Pardon me, but doesn't this question answer itself?
 
"Aside from the aesthetic loss...???!!!"
 
Once the entire film has been experienced as it was meant to be by its
creators, i.e., on a large screen with the proper resolution, in an audience
setting and as a whole object, then "partial analysis" is perfectly fine and,
indeed, a very good thing.
 
But, are we seriously proposing to drop the aesthetic aspect of a film in
discussing it? Has film been brought to the level of a social science that
its "aesthetic" aspects can be shunted aside in order to provide the student
and the teacher with a more convenient method of "reading" a film?
 
I admit to being shocked (yes, shocked) to discover that such a discussion
can be taken seriously. The sublime art (that's "ART") of film, on the
occasion of its centenary, is being reduced to a vehicle for literary
messages which can only be decoded by a jargon presided over by a priesthood
whose language is so arcane that only initiates can hope to participate? Talk
about elitism!
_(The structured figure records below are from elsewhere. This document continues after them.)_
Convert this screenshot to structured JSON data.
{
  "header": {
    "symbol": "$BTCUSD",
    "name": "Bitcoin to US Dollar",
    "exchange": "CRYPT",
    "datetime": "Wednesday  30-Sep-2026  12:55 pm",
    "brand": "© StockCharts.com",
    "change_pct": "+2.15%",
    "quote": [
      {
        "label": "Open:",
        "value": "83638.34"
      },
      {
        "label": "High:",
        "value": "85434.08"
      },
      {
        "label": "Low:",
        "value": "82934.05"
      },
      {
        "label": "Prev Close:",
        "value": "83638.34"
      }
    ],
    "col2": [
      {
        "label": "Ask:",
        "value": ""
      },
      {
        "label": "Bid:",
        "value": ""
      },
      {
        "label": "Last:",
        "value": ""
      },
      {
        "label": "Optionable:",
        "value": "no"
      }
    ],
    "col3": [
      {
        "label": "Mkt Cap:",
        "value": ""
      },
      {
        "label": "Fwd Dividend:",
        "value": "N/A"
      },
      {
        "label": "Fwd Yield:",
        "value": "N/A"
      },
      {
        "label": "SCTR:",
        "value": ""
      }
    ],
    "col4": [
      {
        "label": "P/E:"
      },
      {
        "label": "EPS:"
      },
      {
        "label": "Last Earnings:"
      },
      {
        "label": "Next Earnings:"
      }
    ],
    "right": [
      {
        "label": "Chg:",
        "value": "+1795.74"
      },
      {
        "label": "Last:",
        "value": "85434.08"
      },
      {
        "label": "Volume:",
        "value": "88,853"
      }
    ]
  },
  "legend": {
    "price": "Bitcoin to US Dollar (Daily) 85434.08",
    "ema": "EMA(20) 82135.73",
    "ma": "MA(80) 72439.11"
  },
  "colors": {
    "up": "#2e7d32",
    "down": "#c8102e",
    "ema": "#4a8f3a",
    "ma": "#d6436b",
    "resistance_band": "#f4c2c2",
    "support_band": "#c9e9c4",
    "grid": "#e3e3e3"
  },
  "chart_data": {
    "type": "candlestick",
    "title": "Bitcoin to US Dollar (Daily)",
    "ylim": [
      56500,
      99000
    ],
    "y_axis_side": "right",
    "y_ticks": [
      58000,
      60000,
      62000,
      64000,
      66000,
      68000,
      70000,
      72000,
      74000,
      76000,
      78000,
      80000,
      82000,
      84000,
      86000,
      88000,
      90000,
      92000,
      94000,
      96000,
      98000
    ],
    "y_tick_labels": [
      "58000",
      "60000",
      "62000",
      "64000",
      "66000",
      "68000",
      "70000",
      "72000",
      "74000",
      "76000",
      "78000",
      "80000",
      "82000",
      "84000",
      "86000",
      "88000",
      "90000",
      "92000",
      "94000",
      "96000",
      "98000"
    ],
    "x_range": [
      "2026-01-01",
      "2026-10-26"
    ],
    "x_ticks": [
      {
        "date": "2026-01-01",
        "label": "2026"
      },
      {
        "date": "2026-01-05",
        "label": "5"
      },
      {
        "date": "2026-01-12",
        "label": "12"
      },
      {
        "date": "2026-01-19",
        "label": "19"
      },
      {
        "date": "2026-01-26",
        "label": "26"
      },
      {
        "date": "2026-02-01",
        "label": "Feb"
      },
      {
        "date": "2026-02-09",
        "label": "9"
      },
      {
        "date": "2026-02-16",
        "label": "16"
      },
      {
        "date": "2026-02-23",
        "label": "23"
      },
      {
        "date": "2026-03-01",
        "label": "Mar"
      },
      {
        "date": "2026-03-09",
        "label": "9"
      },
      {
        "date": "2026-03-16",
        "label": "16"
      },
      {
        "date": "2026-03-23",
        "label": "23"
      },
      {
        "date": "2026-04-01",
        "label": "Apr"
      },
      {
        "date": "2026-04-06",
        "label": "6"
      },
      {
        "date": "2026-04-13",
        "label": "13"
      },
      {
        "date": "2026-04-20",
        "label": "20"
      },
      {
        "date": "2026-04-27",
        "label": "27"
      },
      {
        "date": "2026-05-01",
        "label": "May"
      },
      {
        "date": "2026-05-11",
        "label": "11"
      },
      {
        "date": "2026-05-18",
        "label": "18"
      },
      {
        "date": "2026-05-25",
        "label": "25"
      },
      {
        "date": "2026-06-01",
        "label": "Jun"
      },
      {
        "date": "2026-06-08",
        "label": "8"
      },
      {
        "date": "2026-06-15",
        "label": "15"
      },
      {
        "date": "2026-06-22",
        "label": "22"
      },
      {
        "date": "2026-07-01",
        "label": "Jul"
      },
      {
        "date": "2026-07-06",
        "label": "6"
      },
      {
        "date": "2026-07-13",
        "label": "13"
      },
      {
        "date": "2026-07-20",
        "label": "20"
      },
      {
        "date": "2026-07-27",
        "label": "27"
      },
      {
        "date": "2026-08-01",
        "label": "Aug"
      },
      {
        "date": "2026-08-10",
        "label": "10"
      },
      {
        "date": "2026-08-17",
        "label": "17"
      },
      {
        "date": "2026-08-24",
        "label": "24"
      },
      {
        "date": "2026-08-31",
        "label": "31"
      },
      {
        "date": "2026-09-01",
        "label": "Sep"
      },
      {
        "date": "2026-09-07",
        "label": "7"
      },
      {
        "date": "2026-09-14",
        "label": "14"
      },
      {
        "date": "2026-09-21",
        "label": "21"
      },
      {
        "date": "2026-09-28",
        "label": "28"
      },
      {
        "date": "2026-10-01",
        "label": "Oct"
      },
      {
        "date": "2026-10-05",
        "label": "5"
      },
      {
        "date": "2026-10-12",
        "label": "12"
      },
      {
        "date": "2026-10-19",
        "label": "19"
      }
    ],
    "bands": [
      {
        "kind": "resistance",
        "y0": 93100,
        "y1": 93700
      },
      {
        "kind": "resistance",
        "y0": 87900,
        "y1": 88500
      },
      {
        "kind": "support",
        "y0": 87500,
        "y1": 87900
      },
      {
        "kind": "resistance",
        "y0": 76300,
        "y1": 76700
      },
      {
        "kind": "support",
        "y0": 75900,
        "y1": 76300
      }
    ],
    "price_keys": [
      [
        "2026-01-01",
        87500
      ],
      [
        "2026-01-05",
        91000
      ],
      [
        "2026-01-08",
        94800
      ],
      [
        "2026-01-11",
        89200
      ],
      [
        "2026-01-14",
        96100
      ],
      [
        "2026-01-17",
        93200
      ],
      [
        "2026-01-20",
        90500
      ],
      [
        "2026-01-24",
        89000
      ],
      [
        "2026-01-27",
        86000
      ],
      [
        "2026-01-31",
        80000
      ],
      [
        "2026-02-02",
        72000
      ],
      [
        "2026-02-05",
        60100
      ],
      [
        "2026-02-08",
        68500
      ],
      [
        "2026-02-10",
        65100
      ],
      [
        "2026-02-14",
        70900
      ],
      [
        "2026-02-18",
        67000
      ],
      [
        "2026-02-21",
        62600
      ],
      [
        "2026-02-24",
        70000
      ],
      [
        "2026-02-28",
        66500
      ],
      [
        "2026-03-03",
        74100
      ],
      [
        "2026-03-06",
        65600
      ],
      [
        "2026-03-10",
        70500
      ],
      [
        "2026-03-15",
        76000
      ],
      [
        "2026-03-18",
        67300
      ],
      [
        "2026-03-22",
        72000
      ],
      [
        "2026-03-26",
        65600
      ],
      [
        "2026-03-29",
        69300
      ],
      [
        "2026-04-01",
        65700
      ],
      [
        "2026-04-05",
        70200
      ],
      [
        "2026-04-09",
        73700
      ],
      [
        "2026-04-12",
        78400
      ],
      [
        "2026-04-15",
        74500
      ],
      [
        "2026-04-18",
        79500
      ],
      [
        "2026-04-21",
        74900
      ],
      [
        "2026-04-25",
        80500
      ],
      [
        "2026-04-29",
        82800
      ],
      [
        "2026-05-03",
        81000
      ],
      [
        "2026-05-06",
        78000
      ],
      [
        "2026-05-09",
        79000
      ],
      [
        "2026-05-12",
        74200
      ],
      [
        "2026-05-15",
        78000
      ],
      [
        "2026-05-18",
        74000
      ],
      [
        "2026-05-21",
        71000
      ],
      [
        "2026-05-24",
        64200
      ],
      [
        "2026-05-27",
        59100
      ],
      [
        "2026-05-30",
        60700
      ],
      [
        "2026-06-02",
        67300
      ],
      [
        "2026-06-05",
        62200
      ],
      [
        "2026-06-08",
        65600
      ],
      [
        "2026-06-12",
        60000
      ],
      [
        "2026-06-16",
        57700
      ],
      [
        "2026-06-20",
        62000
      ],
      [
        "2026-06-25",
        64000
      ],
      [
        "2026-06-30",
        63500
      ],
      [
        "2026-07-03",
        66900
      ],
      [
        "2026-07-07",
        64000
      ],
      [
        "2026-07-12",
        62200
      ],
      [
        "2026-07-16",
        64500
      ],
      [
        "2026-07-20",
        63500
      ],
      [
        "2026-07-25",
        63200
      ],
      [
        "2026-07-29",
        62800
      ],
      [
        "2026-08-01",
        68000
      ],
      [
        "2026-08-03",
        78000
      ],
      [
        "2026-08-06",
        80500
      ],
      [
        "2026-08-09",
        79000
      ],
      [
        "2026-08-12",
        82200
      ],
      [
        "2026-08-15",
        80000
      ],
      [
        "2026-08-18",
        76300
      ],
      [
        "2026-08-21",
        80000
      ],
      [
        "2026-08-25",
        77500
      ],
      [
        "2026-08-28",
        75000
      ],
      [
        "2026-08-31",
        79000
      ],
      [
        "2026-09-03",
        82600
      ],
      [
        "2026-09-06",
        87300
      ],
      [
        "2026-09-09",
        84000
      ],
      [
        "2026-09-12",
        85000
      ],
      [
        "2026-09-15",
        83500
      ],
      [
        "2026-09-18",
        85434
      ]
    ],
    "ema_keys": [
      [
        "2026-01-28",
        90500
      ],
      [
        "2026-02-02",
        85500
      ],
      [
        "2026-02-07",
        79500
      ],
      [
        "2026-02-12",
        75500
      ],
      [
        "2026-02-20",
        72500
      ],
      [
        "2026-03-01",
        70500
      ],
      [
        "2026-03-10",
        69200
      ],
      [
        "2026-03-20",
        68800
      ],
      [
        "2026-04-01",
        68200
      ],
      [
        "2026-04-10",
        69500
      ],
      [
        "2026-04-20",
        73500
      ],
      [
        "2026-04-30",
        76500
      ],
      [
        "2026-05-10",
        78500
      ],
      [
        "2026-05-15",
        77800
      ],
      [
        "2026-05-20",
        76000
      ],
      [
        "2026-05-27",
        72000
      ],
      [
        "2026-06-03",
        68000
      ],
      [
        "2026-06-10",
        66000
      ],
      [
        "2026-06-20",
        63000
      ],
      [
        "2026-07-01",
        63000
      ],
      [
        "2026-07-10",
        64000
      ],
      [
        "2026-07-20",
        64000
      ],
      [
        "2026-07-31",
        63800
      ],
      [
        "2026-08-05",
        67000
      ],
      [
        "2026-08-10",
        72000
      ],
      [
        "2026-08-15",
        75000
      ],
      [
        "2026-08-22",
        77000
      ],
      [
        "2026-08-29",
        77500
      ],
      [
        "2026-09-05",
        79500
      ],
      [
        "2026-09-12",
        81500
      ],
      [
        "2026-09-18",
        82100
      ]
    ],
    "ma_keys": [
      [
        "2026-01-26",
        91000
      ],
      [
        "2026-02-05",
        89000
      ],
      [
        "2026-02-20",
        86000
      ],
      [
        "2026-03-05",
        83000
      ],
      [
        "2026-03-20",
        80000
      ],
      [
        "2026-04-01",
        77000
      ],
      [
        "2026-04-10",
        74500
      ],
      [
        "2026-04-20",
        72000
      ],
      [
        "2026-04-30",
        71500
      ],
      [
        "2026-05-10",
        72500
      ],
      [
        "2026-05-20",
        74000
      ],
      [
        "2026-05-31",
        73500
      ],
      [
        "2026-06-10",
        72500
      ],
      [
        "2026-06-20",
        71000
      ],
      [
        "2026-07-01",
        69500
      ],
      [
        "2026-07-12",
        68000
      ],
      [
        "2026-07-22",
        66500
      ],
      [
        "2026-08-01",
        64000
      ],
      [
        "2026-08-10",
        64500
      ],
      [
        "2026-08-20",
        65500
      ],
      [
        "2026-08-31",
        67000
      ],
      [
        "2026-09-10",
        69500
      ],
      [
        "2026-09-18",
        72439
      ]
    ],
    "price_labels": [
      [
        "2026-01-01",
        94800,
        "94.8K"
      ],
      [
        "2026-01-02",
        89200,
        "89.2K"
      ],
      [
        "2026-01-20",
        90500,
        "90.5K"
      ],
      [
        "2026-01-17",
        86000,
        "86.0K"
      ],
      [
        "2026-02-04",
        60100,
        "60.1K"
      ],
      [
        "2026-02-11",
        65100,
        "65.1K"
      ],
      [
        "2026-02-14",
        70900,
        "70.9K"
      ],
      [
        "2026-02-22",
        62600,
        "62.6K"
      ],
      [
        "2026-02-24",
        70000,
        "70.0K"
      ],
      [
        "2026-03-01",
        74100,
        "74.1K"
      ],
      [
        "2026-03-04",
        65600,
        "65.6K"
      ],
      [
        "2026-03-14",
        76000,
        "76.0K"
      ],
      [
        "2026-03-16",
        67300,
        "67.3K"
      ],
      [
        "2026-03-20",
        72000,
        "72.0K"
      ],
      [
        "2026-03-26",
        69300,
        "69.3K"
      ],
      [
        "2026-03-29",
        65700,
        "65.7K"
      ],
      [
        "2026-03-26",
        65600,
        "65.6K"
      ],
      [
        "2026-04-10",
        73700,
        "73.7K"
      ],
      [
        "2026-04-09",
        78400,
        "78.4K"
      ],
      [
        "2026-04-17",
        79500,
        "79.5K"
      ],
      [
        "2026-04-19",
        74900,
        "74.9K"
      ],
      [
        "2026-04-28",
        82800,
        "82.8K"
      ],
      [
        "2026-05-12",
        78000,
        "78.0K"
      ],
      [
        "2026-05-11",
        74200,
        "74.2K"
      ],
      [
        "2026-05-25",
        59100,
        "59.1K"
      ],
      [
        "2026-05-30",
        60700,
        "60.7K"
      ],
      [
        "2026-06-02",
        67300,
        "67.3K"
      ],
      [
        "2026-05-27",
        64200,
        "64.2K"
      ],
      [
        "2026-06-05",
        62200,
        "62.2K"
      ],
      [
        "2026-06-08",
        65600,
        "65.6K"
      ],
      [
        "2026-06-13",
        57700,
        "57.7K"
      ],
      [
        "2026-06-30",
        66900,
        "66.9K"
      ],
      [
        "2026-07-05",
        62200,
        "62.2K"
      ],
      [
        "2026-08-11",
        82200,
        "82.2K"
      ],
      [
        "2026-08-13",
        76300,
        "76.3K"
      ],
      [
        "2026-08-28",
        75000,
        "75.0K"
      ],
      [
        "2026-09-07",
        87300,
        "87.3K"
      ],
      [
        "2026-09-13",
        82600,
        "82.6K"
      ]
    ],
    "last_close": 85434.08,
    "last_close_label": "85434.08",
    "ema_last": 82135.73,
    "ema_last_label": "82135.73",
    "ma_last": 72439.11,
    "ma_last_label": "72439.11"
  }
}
And to think, just a few months ago we had a serious
discussion of the place of a "canon" in film study!
 
At the risk of sounding decidedly uncool, I think it is high time that people
who love film denounce this pervasive cult which wishes to reduce the
powerful film experience to the mere reading of "texts". Because, assuredly
it is a cult, born of expediency and bent on reducing a dynamic art to a tame
academic exercise.
 
If all that is available in film schools is this single, narrow view, then I
am prepared to advise future students to avoid film schools altogether. Let
us simply leave it to the future academics who can be unconcerned about the
practical results of their folly and can continue to examine their navels
without the bother of relating to actual realities.